Tahviller ve enflasyon

Atilla Yeşilada – 23.11.2016

Tarihi bir eşikte durmuş, yarını seyrediyorum. 30 yıllık tahvil rallisi bitti mi diye soruyorum. Cevaplar başta Türkiye, dünyanın kaderini belirleyecek. Eğer bu sene hiç FÖŞ makalesi okumadıysanız, bunu mutlaka okuyun, çünkü hayatınız değişecek. Bende boş laf yok, finans camiasının en çok başını ağrıtan sorusuna somut cevaplar veriyorum. Çoğunuz finansla ilgilenmezsiniz; ilgilenenler de altın-döviz-borsa sorar, ama küresel finans sisteminin temeli bono-tahvil pazarı ve ABD faizleri. Trump’ın işbaşına gelmesi ile birlikte global likidite bolluğunu destekleyen birinci neden olan bono-tahvil rallisinin bittiğine dair korkutucu kehanetler var. Bunlar doğru mu? Doğruysa Türkiye nasıl etkilenir? Doğru değilse, fırsatlar var mı?
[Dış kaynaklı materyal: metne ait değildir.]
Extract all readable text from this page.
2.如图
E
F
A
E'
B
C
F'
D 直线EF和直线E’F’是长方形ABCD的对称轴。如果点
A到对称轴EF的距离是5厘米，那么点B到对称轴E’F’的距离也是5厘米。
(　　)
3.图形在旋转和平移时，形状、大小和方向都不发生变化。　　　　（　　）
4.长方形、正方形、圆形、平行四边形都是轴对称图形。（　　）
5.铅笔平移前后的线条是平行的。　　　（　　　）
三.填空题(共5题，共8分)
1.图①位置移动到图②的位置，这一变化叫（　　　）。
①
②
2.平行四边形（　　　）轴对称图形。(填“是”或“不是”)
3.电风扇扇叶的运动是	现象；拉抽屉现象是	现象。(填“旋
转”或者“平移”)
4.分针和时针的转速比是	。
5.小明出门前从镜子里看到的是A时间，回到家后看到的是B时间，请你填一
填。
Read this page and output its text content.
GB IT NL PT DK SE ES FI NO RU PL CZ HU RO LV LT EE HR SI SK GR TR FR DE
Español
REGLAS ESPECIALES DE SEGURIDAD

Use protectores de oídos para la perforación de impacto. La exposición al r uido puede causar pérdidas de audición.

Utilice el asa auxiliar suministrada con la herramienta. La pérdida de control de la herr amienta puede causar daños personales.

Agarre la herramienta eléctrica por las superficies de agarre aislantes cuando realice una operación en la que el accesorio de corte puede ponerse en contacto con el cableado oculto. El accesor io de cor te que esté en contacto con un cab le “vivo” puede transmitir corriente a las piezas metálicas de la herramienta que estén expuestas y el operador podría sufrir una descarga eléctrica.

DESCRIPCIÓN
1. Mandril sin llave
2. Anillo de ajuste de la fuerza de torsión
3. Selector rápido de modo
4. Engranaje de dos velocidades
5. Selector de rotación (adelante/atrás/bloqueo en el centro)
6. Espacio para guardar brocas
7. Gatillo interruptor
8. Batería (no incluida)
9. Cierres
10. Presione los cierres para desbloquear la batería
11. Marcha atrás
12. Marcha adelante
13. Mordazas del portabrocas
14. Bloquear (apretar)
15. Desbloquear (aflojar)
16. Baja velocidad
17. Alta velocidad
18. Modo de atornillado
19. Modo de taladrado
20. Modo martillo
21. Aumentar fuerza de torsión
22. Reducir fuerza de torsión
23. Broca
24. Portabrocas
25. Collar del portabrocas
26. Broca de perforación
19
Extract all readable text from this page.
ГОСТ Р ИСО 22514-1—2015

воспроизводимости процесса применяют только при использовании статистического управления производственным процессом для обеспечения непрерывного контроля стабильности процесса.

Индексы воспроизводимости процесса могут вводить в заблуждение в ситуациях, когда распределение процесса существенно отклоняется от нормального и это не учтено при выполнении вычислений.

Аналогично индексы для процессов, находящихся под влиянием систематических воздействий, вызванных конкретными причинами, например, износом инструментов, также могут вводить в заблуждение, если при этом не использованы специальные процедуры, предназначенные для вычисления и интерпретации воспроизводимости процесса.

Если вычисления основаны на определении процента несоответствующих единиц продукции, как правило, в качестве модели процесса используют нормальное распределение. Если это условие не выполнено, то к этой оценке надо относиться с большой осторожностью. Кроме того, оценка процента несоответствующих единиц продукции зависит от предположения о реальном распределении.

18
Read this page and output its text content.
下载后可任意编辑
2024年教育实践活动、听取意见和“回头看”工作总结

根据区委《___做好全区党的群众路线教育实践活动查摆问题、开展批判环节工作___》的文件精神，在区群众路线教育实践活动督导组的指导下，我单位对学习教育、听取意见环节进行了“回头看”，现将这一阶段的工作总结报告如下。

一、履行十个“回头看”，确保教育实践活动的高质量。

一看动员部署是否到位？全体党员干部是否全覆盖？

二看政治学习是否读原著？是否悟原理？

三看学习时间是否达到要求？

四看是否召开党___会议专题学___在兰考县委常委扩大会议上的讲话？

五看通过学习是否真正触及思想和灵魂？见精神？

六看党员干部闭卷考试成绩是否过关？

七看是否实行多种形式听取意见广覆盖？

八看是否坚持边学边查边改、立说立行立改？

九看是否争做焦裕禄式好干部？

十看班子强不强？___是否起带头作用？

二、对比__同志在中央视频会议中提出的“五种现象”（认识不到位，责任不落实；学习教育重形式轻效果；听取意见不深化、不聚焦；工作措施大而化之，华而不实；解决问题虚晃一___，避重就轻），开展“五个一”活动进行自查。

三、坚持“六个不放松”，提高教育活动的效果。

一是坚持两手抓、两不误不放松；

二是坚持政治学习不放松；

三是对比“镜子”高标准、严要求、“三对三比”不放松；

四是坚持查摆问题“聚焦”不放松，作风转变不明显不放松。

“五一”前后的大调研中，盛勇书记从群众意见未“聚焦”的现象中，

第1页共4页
21. yüzyılda Gelişmekte Olan Ülkeler’in (GOÜ, Piyasalar = GOP) hızlı kalkınmasında önemli bir etken küresel faizlerin düşük olmasıydı. Önce andığım tahvil rallisi, sonra da başta Fed, rezerv para merkez bankalarının (MB) QE politikaları sayesinde dünya tarihsel bir para bolluğu gördü. Ayrıca fonlar zengin ülkelerden GOÜ’ye aktı.

Trump’ın başkan seçilmesi ile bu akım dinamiğinin yön değiştireceği korkusu yaygınlaşmaya başlıyor. ABD’de büyümenin hızlanması ve bütçe açıklarının artmasına paralel enflasyon ve bono-tahvil faizleri yükselebilir. Bu durumda Fed parasal sıkılaştırma uygulayarak küresel likiditeyi yavaşlatır. Ayrıca, yükselen ABD faizleri GOÜ’in de faizlerini yukarı iter. Küresel finansal koşullarda sıkılaşma hem GOÜ’i yavaşlatır, hem de kalıcı olarak fon çıkışına neden olur.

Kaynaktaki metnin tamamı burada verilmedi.